Başbakan Irak’ta iken
Başbakan Tayyip Erdoğan, Irak’a kısa, fakat olağanüstü önemli, bir o kadar anlamlı ziyarette bulundu. Orta Doğu’nun geleceğini değiştirecek olaylar öncesinde yaşadığımız şu günlerde, ilgili bütün dünya devletlerine Türkiye’nin izlediği ve doğru gördüğü politikanın ilkelerini anlatan mesaj verdi.
Bu bir Orta Doğu’da barış programı ve teklifidir. Batı’nın Osmanlı sonrasında alt üst ettiği muazzam coğrafyada, hakkaniyet ve hürriyet, mümkünse demokrasi üzerine kurulacak yeni barış düzeninin yerleşmesinin mümkün olabildiği nisbette zayiatsız gerçekleşmesini savunan bir projedir. Pek çok zoru yenmesini becermeden mümkün değildir.

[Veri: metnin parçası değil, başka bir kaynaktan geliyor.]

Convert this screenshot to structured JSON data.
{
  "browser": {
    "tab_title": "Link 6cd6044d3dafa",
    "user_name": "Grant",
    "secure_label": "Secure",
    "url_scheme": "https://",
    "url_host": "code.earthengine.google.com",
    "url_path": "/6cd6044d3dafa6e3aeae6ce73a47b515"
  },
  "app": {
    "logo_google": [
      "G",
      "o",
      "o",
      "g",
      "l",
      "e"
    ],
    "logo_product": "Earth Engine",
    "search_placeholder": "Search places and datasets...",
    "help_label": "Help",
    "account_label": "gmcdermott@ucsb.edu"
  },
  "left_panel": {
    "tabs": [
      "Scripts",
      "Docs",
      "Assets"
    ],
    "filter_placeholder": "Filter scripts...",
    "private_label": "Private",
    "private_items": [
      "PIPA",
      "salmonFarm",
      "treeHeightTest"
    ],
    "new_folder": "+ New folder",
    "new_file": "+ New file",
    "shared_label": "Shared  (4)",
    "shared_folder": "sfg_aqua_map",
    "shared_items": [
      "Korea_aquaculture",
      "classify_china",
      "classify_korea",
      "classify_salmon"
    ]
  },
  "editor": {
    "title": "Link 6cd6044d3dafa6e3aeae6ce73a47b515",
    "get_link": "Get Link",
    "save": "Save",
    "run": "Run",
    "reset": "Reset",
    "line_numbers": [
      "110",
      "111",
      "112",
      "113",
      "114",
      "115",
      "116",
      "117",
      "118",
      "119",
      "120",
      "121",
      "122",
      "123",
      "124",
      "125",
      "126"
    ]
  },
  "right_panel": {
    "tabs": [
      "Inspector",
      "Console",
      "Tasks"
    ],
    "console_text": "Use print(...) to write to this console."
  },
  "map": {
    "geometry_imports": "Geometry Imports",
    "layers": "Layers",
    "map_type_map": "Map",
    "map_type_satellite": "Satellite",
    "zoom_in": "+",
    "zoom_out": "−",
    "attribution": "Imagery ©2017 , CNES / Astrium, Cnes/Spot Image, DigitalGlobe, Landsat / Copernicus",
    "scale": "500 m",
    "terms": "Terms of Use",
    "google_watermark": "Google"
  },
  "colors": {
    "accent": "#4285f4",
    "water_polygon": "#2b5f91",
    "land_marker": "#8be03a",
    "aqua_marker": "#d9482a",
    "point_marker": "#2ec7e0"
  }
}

Dünya petrol-gaz rezervinin üçte ikisinin bulunduğu bu coğrafyada, köhnelikten çatırdayan, çatırdadıkça kitleleri rahatsız kılan düzenin yenilenmesinin, ancak sert ve radikal tedbirler ve girişimlerle mümkün olabileceğine inanan devletler de var. Açıkçası bu da savaştır. Savaşın çapını ise Allah bilir.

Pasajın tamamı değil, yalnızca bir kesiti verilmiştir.